Zack Pope

Personal information
- Full name: Zack Pope
- Date of birth: March 20, 1986 (age 40)
- Place of birth: Austin, Texas, United States
- Height: 5 ft 3 in (1.60 m)
- Position: Defender

Team information
- Current team: Austin Aztex

Youth career
- 2004–2007: Duke Blue Devils

Senior career*
- Years: Team / Apps / (Gls)
- 2005–2006: Austin Lightning / 12 / (0)
- 2008: Rochester Rhinos / 0 / (0)
- 2008: Austin Aztex U23 / 11 / (0)
- 2009: Austin Aztex / 7 / (0)
- 2012: Austin Aztex / 9 / (0)

= Zach Pope =

American soccer player (born 1986)

Zack Pope (born March 20, 1986, in Austin, Texas) is an American soccer player.

==Career==

===Youth and amateur===
Pope attended Stony Point High School, and played college soccer at Duke University on a partial soccer scholarship, graduating with a psychology degree and a minor in sociology.

He was drafted in the third round (40th overall) in the 2008 MLS Supplemental Draft by Chicago Fire, but was not offered a professional contract with the team.
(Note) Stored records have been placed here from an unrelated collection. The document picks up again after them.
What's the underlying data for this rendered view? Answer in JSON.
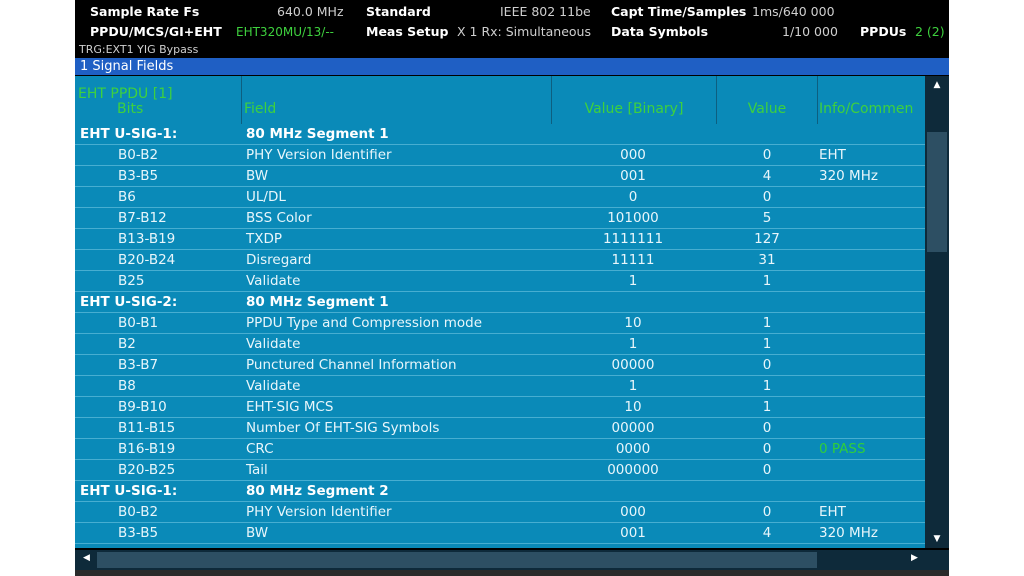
{
  "header": {
    "sample_rate_label": "Sample Rate Fs",
    "sample_rate_value": "640.0 MHz",
    "standard_label": "Standard",
    "standard_value": "IEEE 802 11be",
    "capt_label": "Capt Time/Samples",
    "capt_value": "1ms/640 000",
    "ppdu_label": "PPDU/MCS/GI+EHT",
    "ppdu_value": "EHT320MU/13/--",
    "meas_label": "Meas Setup",
    "meas_value": "X 1 Rx: Simultaneous",
    "data_symbols_label": "Data Symbols",
    "data_symbols_value": "1/10 000",
    "ppdus_label": "PPDUs",
    "ppdus_value": "2 (2)",
    "trigger": "TRG:EXT1 YIG Bypass"
  },
  "window_title": "1 Signal Fields",
  "columns": {
    "group": "EHT  PPDU [1]",
    "bits": "Bits",
    "field": "Field",
    "binary": "Value [Binary]",
    "value": "Value",
    "info": "Info/Commen"
  },
  "rows": [
    {
      "type": "group",
      "bits": "EHT U-SIG-1:",
      "field": "80 MHz Segment 1",
      "binary": "",
      "value": "",
      "info": ""
    },
    {
      "type": "data",
      "bits": "B0-B2",
      "field": "PHY Version Identifier",
      "binary": "000",
      "value": "0",
      "info": "EHT"
    },
    {
      "type": "data",
      "bits": "B3-B5",
      "field": "BW",
      "binary": "001",
      "value": "4",
      "info": "320 MHz"
    },
    {
      "type": "data",
      "bits": "B6",
      "field": "UL/DL",
      "binary": "0",
      "value": "0",
      "info": ""
    },
    {
      "type": "data",
      "bits": "B7-B12",
      "field": "BSS Color",
      "binary": "101000",
      "value": "5",
      "info": ""
    },
    {
      "type": "data",
      "bits": "B13-B19",
      "field": "TXDP",
      "binary": "1111111",
      "value": "127",
      "info": ""
    },
    {
      "type": "data",
      "bits": "B20-B24",
      "field": "Disregard",
      "binary": "11111",
      "value": "31",
      "info": ""
    },
    {
      "type": "data",
      "bits": "B25",
      "field": "Validate",
      "binary": "1",
      "value": "1",
      "info": ""
    },
    {
      "type": "group",
      "bits": "EHT U-SIG-2:",
      "field": "80 MHz Segment 1",
      "binary": "",
      "value": "",
      "info": ""
    },
    {
      "type": "data",
      "bits": "B0-B1",
      "field": "PPDU Type and Compression mode",
      "binary": "10",
      "value": "1",
      "info": ""
    },
    {
      "type": "data",
      "bits": "B2",
      "field": "Validate",
      "binary": "1",
      "value": "1",
      "info": ""
    },
    {
      "type": "data",
      "bits": "B3-B7",
      "field": "Punctured Channel Information",
      "binary": "00000",
      "value": "0",
      "info": ""
    },
    {
      "type": "data",
      "bits": "B8",
      "field": "Validate",
      "binary": "1",
      "value": "1",
      "info": ""
    },
    {
      "type": "data",
      "bits": "B9-B10",
      "field": "EHT-SIG MCS",
      "binary": "10",
      "value": "1",
      "info": ""
    },
    {
      "type": "data",
      "bits": "B11-B15",
      "field": "Number Of EHT-SIG Symbols",
      "binary": "00000",
      "value": "0",
      "info": ""
    },
    {
      "type": "data",
      "bits": "B16-B19",
      "field": "CRC",
      "binary": "0000",
      "value": "0",
      "info": "0 PASS",
      "info_status": "pass"
    },
    {
      "type": "data",
      "bits": "B20-B25",
      "field": "Tail",
      "binary": "000000",
      "value": "0",
      "info": ""
    },
    {
      "type": "group",
      "bits": "EHT U-SIG-1:",
      "field": "80 MHz Segment 2",
      "binary": "",
      "value": "",
      "info": ""
    },
    {
      "type": "data",
      "bits": "B0-B2",
      "field": "PHY Version Identifier",
      "binary": "000",
      "value": "0",
      "info": "EHT"
    },
    {
      "type": "data",
      "bits": "B3-B5",
      "field": "BW",
      "binary": "001",
      "value": "4",
      "info": "320 MHz"
    }
  ],
  "icons": {
    "scroll_up": "up-arrow-icon",
    "scroll_down": "down-arrow-icon",
    "scroll_left": "left-arrow-icon",
    "scroll_right": "right-arrow-icon"
  },
  "colors": {
    "background": "#000000",
    "table": "#0a8ab8",
    "title_bar": "#1f5fc4",
    "accent_green": "#3ed13e"
  }
}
He would later rejoin Chicago Fire reserves and F.C. Dallas reserves in the 2008 season; after an abbreviated stint with the Rochester Rhinos, he joined the Aztex junior team, Austin Aztex U23 in 2008.

===Professional===
Pope joined the USL First Division expansion franchise Austin Aztex in March 2009. He made his professional debut on April 18, 2009, in Austin's USL1 season opener against Minnesota Thunder.

He was released by the Aztex at the end of the 2009 season.

He is currently the assistant soccer coach at Southwestern University in Georgetown, TX.